Majelis Tabligh – Cuaca sore itu cukup cerah. Saya sedang berada di mobil, bersama seorang tamu dari Jakarta menuju Auditorium Prof. Abdulkahar Mudzakkir di Kampus Terpadu UII.
“Mas, orang bodoh bisa gak kuliah di UII?”, tanya Sang Tamu yang dialamatkan ke saya. Tentu, saya kaget mendengarkan pertanyaan seperti itu. Sebelum kekagetannya saya hilang, Sang Tamu melanjutkan.
“Kalau tidak boleh, terus mereka belajar di mana?”, tanyanya secara retoris. Saya akhirnya menjawab.
“Sebetulnya, jika kapasitas bangku tersedia memungkinkan, akan sangat baik, Prof. Hanya saja kapasitas kami dibatasi dengan rasio dosen dan mahasiswa. Negara yang mengatur itu. Kami sebetulnya bisa menambah kapasitas, wong PTS sudah terbiasa kerja keras.”
Prof. Anhar Gonggong
Sang Tamu tersebut adalah Prof. Anhar Gonggong yang saat itu mewakili tim verifikasi pengusulan gelar pahlawan nasional untuk Prof. Kahar. Kunjungan tersebut terjadi pada 14 Agustus 2018.
Saya paham, isu yang diangkat Prof. Anhar adalah soal inklusivisme. Ini soal menjamin bahwa tidak ada anak bangsa yang tertutup aksesnya untuk berkembang dan tertinggal kereta kemajuan. Ini isu sangat penting, ketika ketimpangan masih sangat nyata di sekitar kita.
Memang, akhirnya bangku perguruan tinggi memang “hanya” tersedia untuk mereka yang pintar, atau paling tidak yang lolos seleksi. Padahal sampai saat ini, angka partisipasi kasar (APK) untuk pendidikan tinggi di Indonesia masih sangat rendah. APK ini menunjukkan persentase orang berusia 19-23 tahun yang berkesempatan kuliah.
Badan Pusat Statistik menyebut angka 31,16% untuk 2022. Tetapi, Direktorat Pendidikan Tinggi memberi angka 36,16% untuk 2020. Mana yang benar? Saya tidak tahu.
Yang jelas, kita bisa simpulkan, kalau masih rendah, jika tidak ingin disebut sangat rendah. Bandingkan misalnya, dengan Malaysia yang mencapai 38%, Thailand 54%, Singapura 78% dan Korea Selatan 98,2%.
Semangat inklusivime memang perlu digaungkan dengan banyak kebijakan. Tetapi, sialnya, kita tanpa sadar sering kali ikut melanggengkan eksklusivisme, di banyak bidang.
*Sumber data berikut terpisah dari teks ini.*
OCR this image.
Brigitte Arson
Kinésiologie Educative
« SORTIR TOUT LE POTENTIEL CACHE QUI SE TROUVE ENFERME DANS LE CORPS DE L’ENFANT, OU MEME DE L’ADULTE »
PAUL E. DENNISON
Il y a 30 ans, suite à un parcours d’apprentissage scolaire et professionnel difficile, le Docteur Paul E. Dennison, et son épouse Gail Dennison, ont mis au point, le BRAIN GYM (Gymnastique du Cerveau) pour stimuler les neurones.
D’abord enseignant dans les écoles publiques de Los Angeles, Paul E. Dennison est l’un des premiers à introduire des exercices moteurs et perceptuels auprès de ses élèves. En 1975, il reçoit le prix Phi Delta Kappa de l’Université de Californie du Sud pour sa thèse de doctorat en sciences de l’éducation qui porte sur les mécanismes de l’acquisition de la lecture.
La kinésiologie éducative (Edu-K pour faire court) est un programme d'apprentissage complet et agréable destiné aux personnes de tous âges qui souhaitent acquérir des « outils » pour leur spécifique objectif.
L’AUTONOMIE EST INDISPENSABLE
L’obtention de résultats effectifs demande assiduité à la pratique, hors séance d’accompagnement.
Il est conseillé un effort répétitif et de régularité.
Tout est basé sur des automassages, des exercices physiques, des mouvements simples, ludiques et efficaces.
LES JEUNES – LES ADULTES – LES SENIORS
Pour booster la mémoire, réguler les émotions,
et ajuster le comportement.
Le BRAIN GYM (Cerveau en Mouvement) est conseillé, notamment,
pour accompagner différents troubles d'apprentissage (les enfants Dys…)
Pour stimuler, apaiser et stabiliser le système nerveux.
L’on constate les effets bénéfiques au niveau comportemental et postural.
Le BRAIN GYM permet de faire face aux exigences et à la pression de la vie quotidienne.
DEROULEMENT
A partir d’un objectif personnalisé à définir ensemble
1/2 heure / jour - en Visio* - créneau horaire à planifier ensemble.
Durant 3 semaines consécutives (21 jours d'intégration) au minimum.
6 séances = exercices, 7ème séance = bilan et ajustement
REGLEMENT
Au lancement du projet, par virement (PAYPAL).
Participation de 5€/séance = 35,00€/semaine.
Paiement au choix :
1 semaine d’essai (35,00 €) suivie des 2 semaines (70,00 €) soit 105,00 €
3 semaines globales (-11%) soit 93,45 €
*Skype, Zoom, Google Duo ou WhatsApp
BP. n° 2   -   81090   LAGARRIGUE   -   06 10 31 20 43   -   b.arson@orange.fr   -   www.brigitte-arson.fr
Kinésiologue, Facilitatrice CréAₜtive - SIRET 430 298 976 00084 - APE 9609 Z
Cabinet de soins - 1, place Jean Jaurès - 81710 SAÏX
Munculnya konsep sekolah bertarif eh bertaraf internasional misalnya, juga bagian membuat strata baru yang melawan inklusivisme. Layanan lain juga serupa. Ada kelas eksekutif, bisnis, dan ekonomi ketika kita memesan kereta api. Niatnya bisa jadi beragam, tapi motif ekonomi hampir selalu ada di dalamnya.
Fenomena inilah yang oleh Nelson Schwartz disebut dengan ekonomi tali beludru (velvet rope economy), yang mengkapitalisasi ketimpangan untuk kepentingan bisnis. Istilah ini diambil dari tali beludru, biasanya berwarna merah, yang sering menjadi penanda jalur khusus kalangan elite di banyak perjamuan.
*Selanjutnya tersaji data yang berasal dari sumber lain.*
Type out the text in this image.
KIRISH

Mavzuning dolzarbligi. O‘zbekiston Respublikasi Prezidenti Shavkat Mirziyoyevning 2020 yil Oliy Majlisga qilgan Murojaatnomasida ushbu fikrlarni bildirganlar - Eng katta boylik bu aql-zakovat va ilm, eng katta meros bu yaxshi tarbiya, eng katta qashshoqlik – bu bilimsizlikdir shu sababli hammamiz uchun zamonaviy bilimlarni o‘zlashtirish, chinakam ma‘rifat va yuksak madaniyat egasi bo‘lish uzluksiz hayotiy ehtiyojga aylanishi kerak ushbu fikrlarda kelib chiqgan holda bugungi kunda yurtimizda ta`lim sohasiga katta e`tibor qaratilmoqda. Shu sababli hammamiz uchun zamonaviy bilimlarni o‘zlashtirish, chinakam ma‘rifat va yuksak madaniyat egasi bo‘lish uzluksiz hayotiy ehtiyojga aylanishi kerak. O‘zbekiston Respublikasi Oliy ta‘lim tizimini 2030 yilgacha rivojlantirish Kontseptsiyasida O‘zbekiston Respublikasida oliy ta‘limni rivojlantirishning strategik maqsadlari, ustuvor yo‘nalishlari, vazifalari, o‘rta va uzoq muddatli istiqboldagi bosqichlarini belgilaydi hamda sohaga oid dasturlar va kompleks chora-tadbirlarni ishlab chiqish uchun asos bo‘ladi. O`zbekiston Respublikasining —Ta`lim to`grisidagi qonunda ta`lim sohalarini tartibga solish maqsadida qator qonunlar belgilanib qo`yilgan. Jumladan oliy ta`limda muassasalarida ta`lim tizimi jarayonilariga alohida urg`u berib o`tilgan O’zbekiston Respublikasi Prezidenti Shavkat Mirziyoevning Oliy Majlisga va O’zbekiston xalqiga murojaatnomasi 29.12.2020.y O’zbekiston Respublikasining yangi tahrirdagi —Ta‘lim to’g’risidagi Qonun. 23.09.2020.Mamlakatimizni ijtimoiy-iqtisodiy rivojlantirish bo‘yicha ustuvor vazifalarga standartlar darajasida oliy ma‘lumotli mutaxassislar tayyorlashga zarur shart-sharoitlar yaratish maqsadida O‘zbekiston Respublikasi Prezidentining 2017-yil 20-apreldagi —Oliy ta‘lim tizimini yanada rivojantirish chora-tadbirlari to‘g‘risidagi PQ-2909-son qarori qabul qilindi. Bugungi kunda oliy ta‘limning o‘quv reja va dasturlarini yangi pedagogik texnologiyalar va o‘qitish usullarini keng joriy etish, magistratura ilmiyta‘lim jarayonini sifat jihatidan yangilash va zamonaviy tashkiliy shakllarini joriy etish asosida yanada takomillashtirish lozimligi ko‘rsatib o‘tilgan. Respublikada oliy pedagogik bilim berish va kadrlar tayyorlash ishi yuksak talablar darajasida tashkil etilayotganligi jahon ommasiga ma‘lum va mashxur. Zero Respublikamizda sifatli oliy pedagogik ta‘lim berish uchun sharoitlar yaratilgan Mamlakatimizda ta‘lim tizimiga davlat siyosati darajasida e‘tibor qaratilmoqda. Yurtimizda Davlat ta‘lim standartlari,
Baca juga: Amalan Ringan Berbuah Balasan Berlipat-lipat
Pola pikir dan pendekatan baru perlu dicari dan dikembangkan, untuk memastikan bahwa ketimpangan akut semakin berkurang. Lapangan permainan menjadi semakin landai dan setiap orang dapat terlibat dalam permainan secara adil, termasuk dalam mengakses layanan pendidikan, kesehatan, serta layanan dasar kehidupan lainnya.
Penulis: PROF. FATHUL WAHID, S.T., M.Sc., Ph.D, Rektor Universitas Islam Indonesia (UII)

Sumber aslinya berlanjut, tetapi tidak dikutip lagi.